The temple of Brahmaji was completely completed. The auspicious time was fixed for consecrating Lord Brahma with Savitri in the Garbhgraha, which was fixed for Vikram Samvat 2041 month Vaishakh Shukla Panchami, Thursday, corresponding date 06.05.1984.
Preparations started in full swing. Saints were invited from all over the country. Invitation notices were sent to each village. Beautiful lights and umbrellas started shining on the Dham. The offerings of the people started increasing and finally the moment came when the pundits, amidst the chanting of Vedic mantras, consecrated Brahmaji along with Savitri in their respective temple.

=== Excavation of Brahmasarovar ===
Khetaramji Maharaj decided to build a big lake near Brahmadham, similar to the structure in Pushkarraj. Maharajji got the excavation done with great dedication at the place where the lake is situated today. Mahara ji used to sit there under the Khejri tree during the day when many devotees would gather for darshan, then Datashree himself would get up and start digging the lake. In such a situation, the devotees present would take the bucket and spade from the hands of Maharaj ji and they would contribute for some time in the digging.

A canal of about one kilometer was also constructed for the inflow of water into the lake.

=== Construction of idol ===
It is said that Maharajji himself had come to Jaipur to make a life-size idol for Brahma, and Sompura Bandhu to whom he had given the work of making the idol, started the work but the idol broke. Then he started the work for the second time by taking the stone, but the same incident happened to them, then they sent the news to Maharajji that the idol was being destroyed, then Maharajji convinced Mother Savitri ji with his divine vision because Lord Brahma himself was cursed by the curse of Savitri.

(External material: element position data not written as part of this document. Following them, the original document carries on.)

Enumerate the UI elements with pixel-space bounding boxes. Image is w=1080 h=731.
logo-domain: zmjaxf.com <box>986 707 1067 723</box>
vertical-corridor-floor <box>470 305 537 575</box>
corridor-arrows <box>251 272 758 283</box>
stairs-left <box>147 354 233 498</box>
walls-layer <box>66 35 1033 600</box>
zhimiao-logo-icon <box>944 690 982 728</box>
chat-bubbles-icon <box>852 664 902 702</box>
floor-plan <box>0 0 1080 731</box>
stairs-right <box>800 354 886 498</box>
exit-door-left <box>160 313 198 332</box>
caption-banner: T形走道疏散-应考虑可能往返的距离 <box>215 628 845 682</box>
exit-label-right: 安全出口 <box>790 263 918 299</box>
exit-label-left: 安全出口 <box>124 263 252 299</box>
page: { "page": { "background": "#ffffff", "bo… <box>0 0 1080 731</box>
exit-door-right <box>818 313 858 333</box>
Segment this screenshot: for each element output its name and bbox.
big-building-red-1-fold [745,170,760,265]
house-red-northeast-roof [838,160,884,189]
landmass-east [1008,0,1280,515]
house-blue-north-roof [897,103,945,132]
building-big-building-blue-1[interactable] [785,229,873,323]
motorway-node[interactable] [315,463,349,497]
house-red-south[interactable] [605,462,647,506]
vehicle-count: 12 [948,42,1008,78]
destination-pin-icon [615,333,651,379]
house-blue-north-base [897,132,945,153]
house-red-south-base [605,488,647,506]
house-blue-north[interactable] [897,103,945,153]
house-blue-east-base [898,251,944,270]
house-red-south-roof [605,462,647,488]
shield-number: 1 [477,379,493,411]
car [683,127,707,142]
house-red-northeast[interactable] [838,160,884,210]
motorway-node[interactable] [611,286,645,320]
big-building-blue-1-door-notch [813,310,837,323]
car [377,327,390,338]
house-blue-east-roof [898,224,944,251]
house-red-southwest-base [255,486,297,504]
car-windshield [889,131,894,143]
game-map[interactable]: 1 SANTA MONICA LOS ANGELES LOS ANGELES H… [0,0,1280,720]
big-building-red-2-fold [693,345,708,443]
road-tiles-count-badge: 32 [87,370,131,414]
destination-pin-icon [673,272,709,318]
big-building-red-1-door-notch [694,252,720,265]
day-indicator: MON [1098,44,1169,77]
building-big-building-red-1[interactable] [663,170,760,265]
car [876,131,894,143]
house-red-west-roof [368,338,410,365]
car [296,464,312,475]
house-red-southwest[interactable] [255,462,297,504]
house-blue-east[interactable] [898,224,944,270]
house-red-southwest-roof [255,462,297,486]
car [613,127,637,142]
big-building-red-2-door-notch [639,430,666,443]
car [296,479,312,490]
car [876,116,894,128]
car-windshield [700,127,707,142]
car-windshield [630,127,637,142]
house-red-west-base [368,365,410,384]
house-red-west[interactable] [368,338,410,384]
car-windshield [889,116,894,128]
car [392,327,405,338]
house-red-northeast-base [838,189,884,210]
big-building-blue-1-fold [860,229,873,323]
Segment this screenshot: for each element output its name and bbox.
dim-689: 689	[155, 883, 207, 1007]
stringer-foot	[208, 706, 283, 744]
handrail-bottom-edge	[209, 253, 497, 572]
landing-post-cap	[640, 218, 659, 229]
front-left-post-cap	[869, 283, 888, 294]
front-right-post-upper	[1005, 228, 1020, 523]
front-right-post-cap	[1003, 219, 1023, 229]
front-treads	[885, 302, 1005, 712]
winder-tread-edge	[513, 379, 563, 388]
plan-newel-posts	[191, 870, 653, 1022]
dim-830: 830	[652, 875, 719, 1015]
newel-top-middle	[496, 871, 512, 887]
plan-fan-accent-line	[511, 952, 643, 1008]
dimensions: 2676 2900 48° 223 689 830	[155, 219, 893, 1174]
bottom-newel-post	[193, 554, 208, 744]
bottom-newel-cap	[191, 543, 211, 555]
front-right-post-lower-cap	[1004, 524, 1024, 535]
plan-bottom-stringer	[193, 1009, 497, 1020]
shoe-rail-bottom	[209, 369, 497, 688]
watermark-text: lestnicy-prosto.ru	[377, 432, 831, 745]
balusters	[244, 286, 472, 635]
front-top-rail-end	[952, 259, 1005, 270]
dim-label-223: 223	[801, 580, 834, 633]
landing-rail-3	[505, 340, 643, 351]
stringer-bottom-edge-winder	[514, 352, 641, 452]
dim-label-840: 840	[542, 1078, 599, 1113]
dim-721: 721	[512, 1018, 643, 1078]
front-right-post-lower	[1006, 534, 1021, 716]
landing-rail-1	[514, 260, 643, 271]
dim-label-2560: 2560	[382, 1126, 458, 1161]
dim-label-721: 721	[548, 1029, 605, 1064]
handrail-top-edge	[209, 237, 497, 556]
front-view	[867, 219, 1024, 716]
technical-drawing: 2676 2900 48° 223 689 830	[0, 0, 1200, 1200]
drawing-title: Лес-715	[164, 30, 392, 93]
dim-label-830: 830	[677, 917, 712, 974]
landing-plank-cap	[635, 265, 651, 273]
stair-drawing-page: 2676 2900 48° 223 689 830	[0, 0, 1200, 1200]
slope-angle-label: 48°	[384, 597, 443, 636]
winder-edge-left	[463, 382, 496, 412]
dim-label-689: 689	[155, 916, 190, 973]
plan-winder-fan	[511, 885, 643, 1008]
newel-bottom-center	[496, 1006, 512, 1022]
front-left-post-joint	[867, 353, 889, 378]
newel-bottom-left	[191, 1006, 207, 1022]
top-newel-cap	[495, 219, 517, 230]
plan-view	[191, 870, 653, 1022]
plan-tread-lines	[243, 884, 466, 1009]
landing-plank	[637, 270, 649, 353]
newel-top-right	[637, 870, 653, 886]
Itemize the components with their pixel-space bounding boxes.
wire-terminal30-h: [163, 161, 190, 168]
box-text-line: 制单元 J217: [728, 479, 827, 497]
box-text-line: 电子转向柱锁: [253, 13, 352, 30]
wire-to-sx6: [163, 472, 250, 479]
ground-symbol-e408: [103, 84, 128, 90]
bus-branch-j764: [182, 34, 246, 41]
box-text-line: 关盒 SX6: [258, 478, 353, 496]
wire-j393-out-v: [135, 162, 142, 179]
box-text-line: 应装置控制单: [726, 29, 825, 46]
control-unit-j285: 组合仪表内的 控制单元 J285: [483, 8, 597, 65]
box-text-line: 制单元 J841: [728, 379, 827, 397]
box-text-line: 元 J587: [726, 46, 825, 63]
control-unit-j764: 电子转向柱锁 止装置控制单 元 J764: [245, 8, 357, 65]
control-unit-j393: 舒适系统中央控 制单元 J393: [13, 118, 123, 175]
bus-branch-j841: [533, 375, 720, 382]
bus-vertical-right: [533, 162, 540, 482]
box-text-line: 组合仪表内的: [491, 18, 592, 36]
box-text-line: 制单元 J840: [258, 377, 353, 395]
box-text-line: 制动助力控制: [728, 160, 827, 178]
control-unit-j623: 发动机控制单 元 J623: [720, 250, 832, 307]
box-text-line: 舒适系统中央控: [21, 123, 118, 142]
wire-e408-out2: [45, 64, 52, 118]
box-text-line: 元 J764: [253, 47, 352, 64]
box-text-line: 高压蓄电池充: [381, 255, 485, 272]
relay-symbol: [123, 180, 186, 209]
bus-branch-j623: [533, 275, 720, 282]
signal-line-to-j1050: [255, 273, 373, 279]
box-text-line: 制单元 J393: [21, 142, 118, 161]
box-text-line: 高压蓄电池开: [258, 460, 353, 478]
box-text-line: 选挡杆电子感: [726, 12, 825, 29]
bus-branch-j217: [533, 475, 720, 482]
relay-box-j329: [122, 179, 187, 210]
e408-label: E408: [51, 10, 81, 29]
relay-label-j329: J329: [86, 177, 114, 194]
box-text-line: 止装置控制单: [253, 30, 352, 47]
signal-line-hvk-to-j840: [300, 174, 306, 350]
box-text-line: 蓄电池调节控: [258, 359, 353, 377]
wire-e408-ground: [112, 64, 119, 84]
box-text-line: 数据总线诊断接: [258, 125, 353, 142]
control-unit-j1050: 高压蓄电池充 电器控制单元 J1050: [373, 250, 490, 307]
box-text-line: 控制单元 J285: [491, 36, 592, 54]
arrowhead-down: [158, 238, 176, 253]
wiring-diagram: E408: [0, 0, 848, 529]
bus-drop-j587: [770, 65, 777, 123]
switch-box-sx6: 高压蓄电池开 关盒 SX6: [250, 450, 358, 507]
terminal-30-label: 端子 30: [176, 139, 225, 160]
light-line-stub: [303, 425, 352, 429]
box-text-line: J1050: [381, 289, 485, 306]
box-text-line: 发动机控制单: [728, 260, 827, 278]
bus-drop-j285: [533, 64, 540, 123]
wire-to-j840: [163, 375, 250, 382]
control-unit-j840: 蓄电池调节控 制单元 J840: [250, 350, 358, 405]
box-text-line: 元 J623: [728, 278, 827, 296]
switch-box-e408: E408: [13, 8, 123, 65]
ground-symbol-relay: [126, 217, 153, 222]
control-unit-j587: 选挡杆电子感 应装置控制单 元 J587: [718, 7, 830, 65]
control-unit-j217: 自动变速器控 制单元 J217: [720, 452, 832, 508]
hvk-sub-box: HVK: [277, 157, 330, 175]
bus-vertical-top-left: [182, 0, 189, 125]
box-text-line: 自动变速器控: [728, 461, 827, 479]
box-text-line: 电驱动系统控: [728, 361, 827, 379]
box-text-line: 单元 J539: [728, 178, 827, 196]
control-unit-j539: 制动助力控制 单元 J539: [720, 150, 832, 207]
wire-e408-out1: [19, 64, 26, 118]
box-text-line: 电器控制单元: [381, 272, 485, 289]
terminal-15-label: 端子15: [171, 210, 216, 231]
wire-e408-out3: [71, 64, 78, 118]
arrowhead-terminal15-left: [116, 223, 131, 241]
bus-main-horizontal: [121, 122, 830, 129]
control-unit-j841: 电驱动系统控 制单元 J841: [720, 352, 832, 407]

It was in the curse of Savitri that Lord Brahma would not be worshiped in Kaliyuga due to the incident that took place in Pushkar during the creation of the 12th Kalpa by Lord Brahma. Khetaramji pacified Mother Savitri ji with his divine yoga and sent orders to start the work of carving the idol from Makrana stone again. Sompura Bandhu followed the orders of Datashree and completed the work of making the idols of Lord Brahma and Savitriji.

Marble is used to build Shri Brahma ji's idol. The carving job, on the other hand, is one-of-a-kind. The temple's foundation was laid on April 20, 1961, but the deity was not enthroned until May 6, 1984. The idol is a one-of-a-kind sculptural masterpiece. Various vedic sages’ idols can be found like Maharishi Uddalak, Maharishi Vashishta, Maharishi Kashyap, Maharishi Gautam, Maharishi Pippalada, Maharishi Parashara, and Maharishi Bhardwaj,

== Shrikheteshwar Brahmadham Teerth Asotra Trust ==
After the construction of the temple, a trust was formed for the works and future development of the temple. This trust looks after the development and cultural and temple-building activities of the society. The Trust has constructed temples, Gurukuls, Schools, Hostels, Hospitals, and Dharamshalas at various places and many social development works are still being carried out.

=== Kheteshwar Temple ===
When Maharaj ji died, a few years later, Kheteshwara temple was built in Asotra by the society and trust. Even today, temples of Guru Kheteshwar have been built in many places and states.

== Legacy ==
Khetaramji became famous as a popular saint among the people of Rajasthan. He is known as Guru of Rajpurohit society and people of all communities have deep faith in him mostly marwari. They respects him as their Kulguru. Apart from Marwar region, his temples are in places like Pune, Bengaluru, Mumbai, Chennai, Delhi, Haridwar, Ahmedabad, Surat, Nashik, Hyderabad etc.